7. Il résulte de tout ce qui précède que les conclusions à fin d'indemnisation présentées par M. A doivent être rejetées.

Sur les frais de l'instance :

8. Les dispositions de l'article L. 761-1 du code de justice administrative font obstacle à ce que soit mise à la charge de la commune de Royaumeix, qui n'est pas la partie perdante dans la présente instance, la somme que M. A demande au titre des frais exposés et non compris dans les dépens. Il y a lieu, en revanche, de faire application de ces dispositions et de mettre à la charge de M. A une somme de 1 500 euros au titre des frais exposés par la commune de Royaumeix et non compris dans les dépens.

D E C I D E :

Article 1er :La requête de M. A est rejetée.

Article 2 : M. A versera à la commune de Royaumeix une somme de 1 500 (mille cinq cents) euros au titre de l'article L. 761-1 du code de justice administrative.
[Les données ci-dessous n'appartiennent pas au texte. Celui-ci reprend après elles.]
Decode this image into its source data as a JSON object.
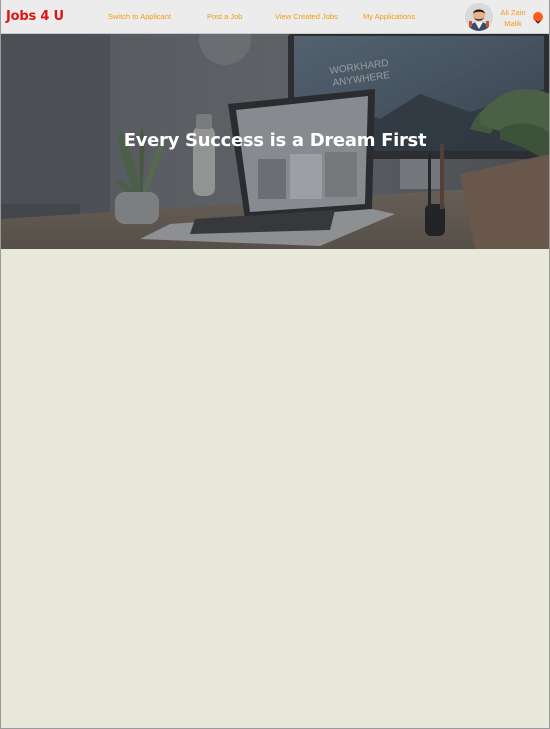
{
  "navbar": {
    "brand": "Jobs 4 U",
    "links": [
      {
        "label": "Switch to Applicant"
      },
      {
        "label": "Post a Job"
      },
      {
        "label": "View Created Jobs"
      },
      {
        "label": "My Applications"
      }
    ],
    "user": {
      "name": "Ali Zain Malik",
      "avatar_icon": "user-avatar-icon",
      "dropdown_icon": "chevron-down-icon"
    }
  },
  "hero": {
    "title": "Every Success is a Dream First",
    "background_image_desc_icon": "desk-workspace-image"
  },
  "colors": {
    "brand": "#e01414",
    "nav_link": "#f59a14",
    "dropdown": "#ff5a1f",
    "page_background": "#e8e8db",
    "navbar_background": "#ececec"
  }
}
Article 3 : Le surplus des conclusions de la commune de Royaumeix présentées sur le fondement des dispositions de l'article L. 761-1 du code de justice administrative est rejeté.

Article 4 : Le présent jugement sera notifié à M. B A et à la commune de Royaumeix.

Délibéré après l'audience du 1er octobre 2024, à laquelle siégeaient :

M. Coudert, président,

Mme Grandjean, première conseillère,

Mme Jouguet, première conseillère.

Rendu public par mise à disposition au greffe le 22 octobre 2024.

La rapporteure,

G. Grandjean Le président,

B. Coudert

La greffière,

I. Varlet

La République mande et ordonne à la préfète de Meurthe-et-Moselle en ce qui la concerne ou à tous commissaires de justice à ce requis en ce qui concerne les voies de droit commun contre les parties privées, de pourvoir à l'exécution de la présente décision.